En quoi consiste la résolution « urgence climatique » ?

Il s’agit d’une résolution du Parlement européen sur l’urgence climatique et environnementale, adoptée en session plénière le 28 novembre 2019 à une majorité confortable (429 pour, 225 contre et 19 abstentions).

La résolution est articulée autour de trois points. Il s’agit d’abord pour le Parlement de déclarer « l’état d’urgence climatique et environnementale » et de rappeler la nécessité de « limiter le réchauffement de la planète à 1,5 °C et éviter une perte massive de biodiversité ».

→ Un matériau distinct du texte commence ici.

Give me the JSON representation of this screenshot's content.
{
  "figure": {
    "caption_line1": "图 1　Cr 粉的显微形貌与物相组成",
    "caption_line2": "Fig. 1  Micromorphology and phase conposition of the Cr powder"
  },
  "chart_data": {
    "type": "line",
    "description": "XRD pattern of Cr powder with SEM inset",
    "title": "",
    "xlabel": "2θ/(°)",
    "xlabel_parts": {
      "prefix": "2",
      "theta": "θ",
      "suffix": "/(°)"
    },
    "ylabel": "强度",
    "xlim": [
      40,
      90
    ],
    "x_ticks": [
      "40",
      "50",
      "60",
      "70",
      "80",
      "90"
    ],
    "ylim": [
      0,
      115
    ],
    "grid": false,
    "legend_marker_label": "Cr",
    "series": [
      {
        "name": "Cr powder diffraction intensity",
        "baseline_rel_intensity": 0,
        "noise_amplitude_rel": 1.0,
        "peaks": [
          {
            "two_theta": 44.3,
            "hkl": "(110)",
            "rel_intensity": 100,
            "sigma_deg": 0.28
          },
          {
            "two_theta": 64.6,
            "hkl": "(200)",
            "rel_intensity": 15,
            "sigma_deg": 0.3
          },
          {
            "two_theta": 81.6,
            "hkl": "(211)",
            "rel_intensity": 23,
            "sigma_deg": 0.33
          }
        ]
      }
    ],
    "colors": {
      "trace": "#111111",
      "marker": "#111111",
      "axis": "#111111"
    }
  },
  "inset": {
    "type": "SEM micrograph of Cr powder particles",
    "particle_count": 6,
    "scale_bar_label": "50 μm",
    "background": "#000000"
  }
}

Partant de là, le Parlement  prendre « acte de sa responsabilité institutionnelle en matière de réduction de son empreinte carbone », responsabilité qui le conduit à proposer mesures concrètes pour réduire ses propres émissions : le remplacement de sa flotte par des véhicules à émission zéro et la détermination d’un siège unique pour lui-même (par un accord entre les Etats membres, seuls compétents en la matière). Le texte invite enfin la Commission, les États membres ainsi que tous les acteurs mondiaux à en faire de même. Il demande surtout et  « instamment » à la nouvelle Commission d’évaluer l’incidence de toutes ses propositions législatives et budgétaires en vue de les aligner à l’objectif visé (notamment dans les domaines de l’agriculture, du commerce, des transports, de l’énergie et des infrastructures).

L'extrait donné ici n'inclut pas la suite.